Since relational databases write records in multiple tables and enforce referential integrity, they keep the tables up to date with consistent data that's immediately available. Any write that updates multiple tables will either succeed if all the writes succeed, or fail if any of the writes fails. On a failure, the RDB won't update any tables.
RDBs provide strong consistency: any data written is immediately available for reading.
Summary
In this reading, we gave you a broad overview of relational databases and their properties. You leared that relational databases store records in multiple related tables, and that normalization helps us to reduce redundant data and enforce referential integrity. Relational databases may not be used by every team, but they're still important. Familiarizing yourself with them is an asset in case you do need to work with them in the future, and they'll expand the way you think about data management.
Next Up
In the next reading, you're going to create an Entity Relationship Diagram for a relational database. You'll also start working with Structured Query Language!
SQL provides a way to write and query data across many tables at once. SQL can be pronounced as either "s-q-l" or "sequel". You'll likely hear it pronounced both ways!
Introduction to Accessing RDS
Normalization is the process of organizing data to minimize redundancy by dividing it into tables with each containing information about only one type of entity.
Why Normalize Data?
Redundant data not only takes up unnecessary space but causes three specific anomalies:
- Insertion Anomaly: Can't insert new information until you have all the data for the record
- Update Anomaly: Need to update the same information in several records to maintain consistency
- Deletion Anomaly: Deleting a record removes more facts than intended, potentially losing important information
Normalization Example
To normalize the employee/office example from the previous section, we would isolate employee data in one table and office data in another:
Employees (Normalized):
id | leave | level | dateJoined |
---|---|---|---|
dac041be | true | 5 | 2016-07-23 |
dac04434 | false | 6 | 2019-12-03 |
dac045a6 | true | 4 | 2015-09-15 |
Offices (Normalized):
id | name | state |
---|---|---|
SEA24 | Fiona | WA |
SEA41 | Day 1 | WA |
SEA32 | Nessie | WA |
EmployeeOffice (Relationship Table):
employee | office |
---|---|
dac041be | SEA24 |
dac04434 | SEA41 |
dac045a6 | SEA32 |
This approach allows adding new employees or offices independently and updates to office information only need to happen in one place.
Overview
We're continuing to explore Relational Databases to grow as engineers by thinking about data in different ways.
In the last reading, we gave you a broad introduction to relational databases and the ways they compare and contrast to key-value databases. We paid special attention to the differences in terminology and the way data is stored.

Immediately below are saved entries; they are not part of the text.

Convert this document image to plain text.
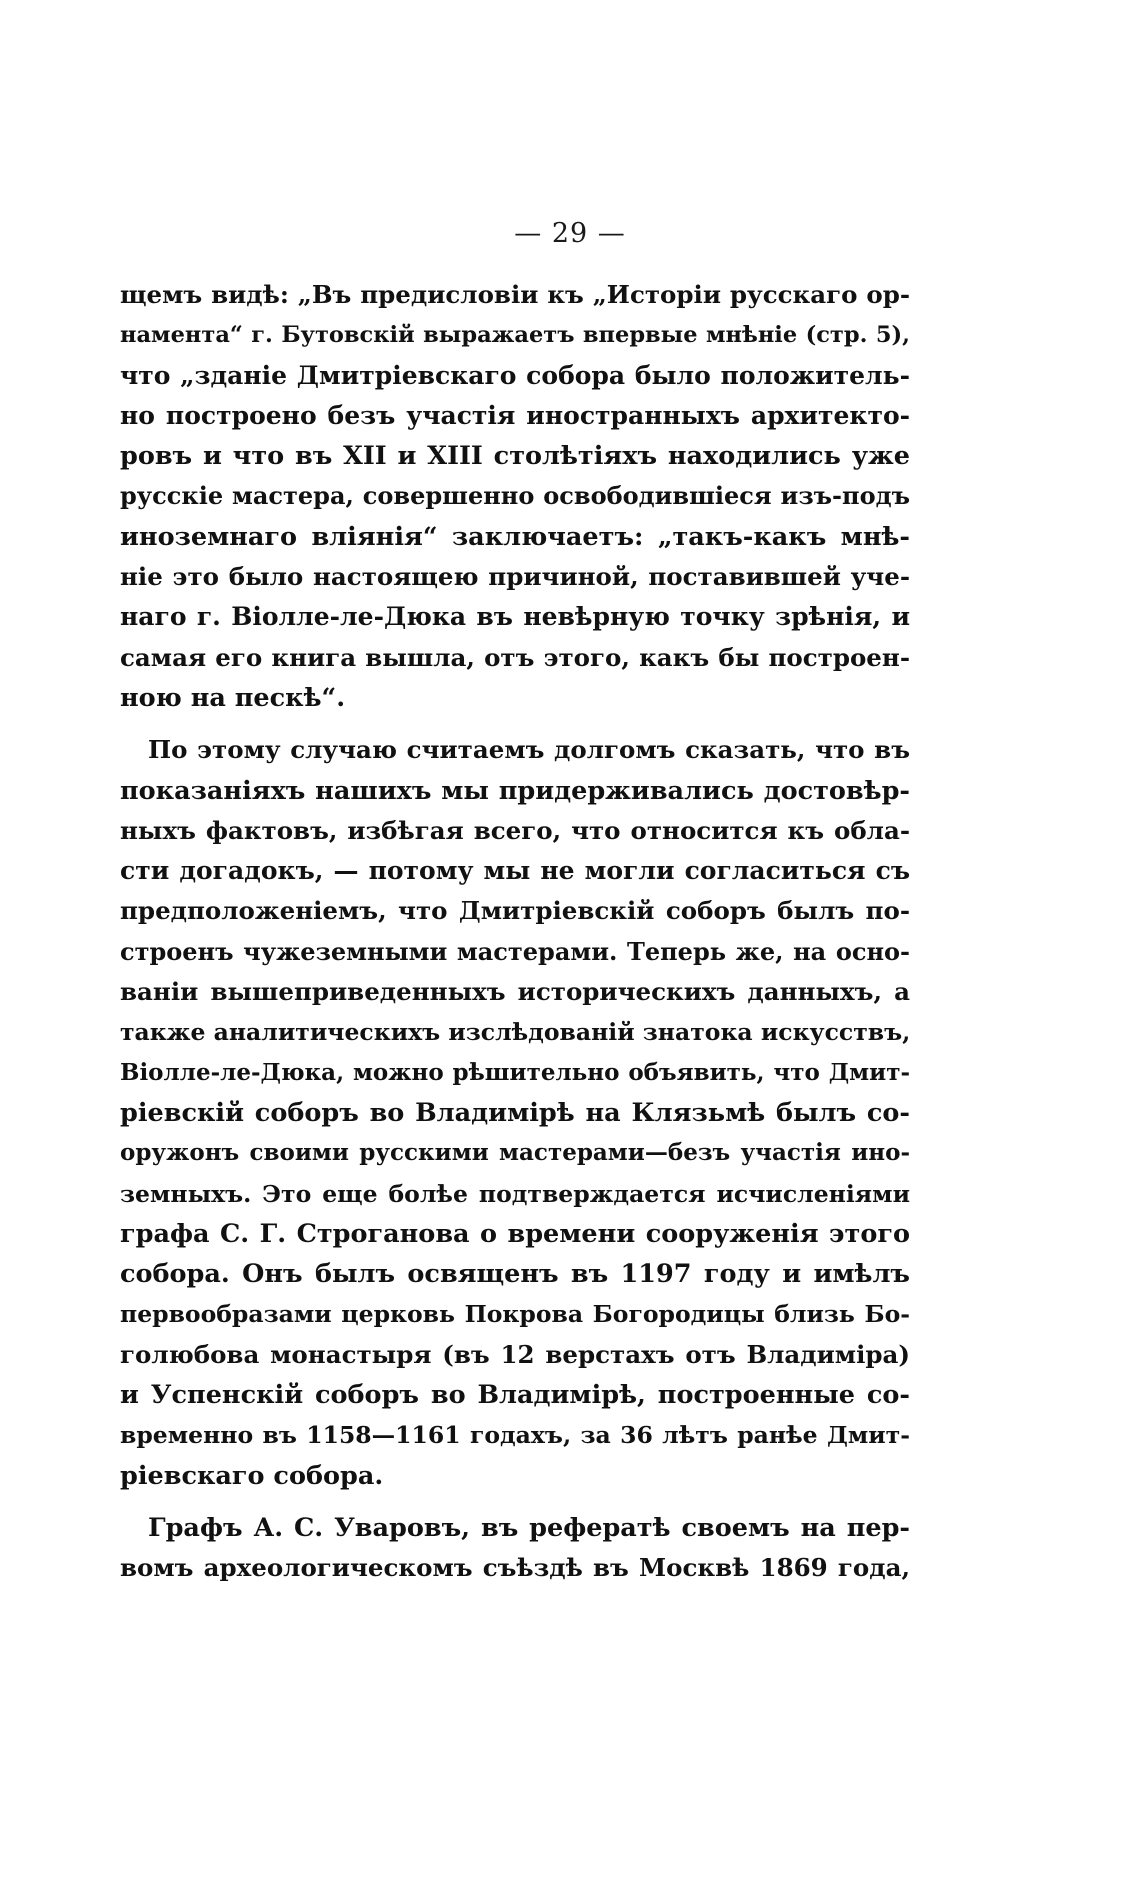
— 29 —
щемъ видѣ: „Въ предисловіи къ „Исторіи русскаго ор-
намента“ г. Бутовскій выражаетъ впервые мнѣніе (стр. 5),
что „зданіе Дмитріевскаго собора было положитель-
но построено безъ участія иностранныхъ архитекто-
ровъ и что въ XII и XIII столѣтіяхъ находились уже
русскіе мастера, совершенно освободившіеся изъ-подъ
иноземнаго вліянія“ заключаетъ: „такъ-какъ мнѣ-
ніе это было настоящею причиной, поставившей уче-
наго г. Віолле-ле-Дюка въ невѣрную точку зрѣнія, и
самая его книга вышла, отъ этого, какъ бы построен-
ною на пескѣ“.
По этому случаю считаемъ долгомъ сказать, что въ
показаніяхъ нашихъ мы придерживались достовѣр-
ныхъ фактовъ, избѣгая всего, что относится къ обла-
сти догадокъ, — потому мы не могли согласиться съ
предположеніемъ, что Дмитріевскій соборъ былъ по-
строенъ чужеземными мастерами. Теперь же, на осно-
ваніи вышеприведенныхъ историческихъ данныхъ, а
также аналитическихъ изслѣдованій знатока искусствъ,
Віолле-ле-Дюка, можно рѣшительно объявить, что Дмит-
ріевскій соборъ во Владимірѣ на Клязьмѣ былъ со-
оружонъ своими русскими мастерами—безъ участія ино-
земныхъ. Это еще болѣе подтверждается исчисленіями
графа С. Г. Строганова о времени сооруженія этого
собора. Онъ былъ освященъ въ 1197 году и имѣлъ
первообразами церковь Покрова Богородицы близь Бо-
голюбова монастыря (въ 12 верстахъ отъ Владиміра)
и Успенскій соборъ во Владимірѣ, построенные со-
временно въ 1158—1161 годахъ, за 36 лѣтъ ранѣе Дмит-
ріевскаго собора.
Графъ А. С. Уваровъ, въ рефератѣ своемъ на пер-
вомъ археологическомъ съѣздѣ въ Москвѣ 1869 года,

In this reading, you'll look at the similarities and differences between Entity Relationship Diagrams in DynamoDB and RDS. Once we've worked through an ERD example, we'll introduce some basic SQL commands to access information about a table's structure and retrieve data.
Entity Relationship Diagrams
An Entity Relationship Diagram (ERD) is a diagram used to map and display entities and their relationships. Since it describes data, we can make an ERD for an RDB table, not just for DynamoDB tables! We'll examine the ERD for this business problem:
You work for a software company that creates and sells software. You're tasked with creating an application that keeps track of all your products and the sales of those products. You have the following use cases:
- Retrieve all the products an employee has worked on.
- Retrieve all the sales for a product, including the date and cost of the sale.
- Get all the employees that have worked on a product.
- Get the total number of sales for a product.
In DynamoDB, we'd try to keep all the product details in a single table, with productId as the hash key and saleId as the sort key. Since we want to query products for an employee and employees for a product, we'd probably store a StringList of employees and use a scan() for one query. We'd be duplicating the employee list and product data for each sale.
For an RDB, we normalize the data into three entities and their relationships.
Let's look at the Entity Relationship Diagram (ERD) for this RDB:

Figure 1: ERD for our product sales RDB, with entities for Employee, Product, Sale, and a ProductEmployee relationship indicating which employees worked on a product.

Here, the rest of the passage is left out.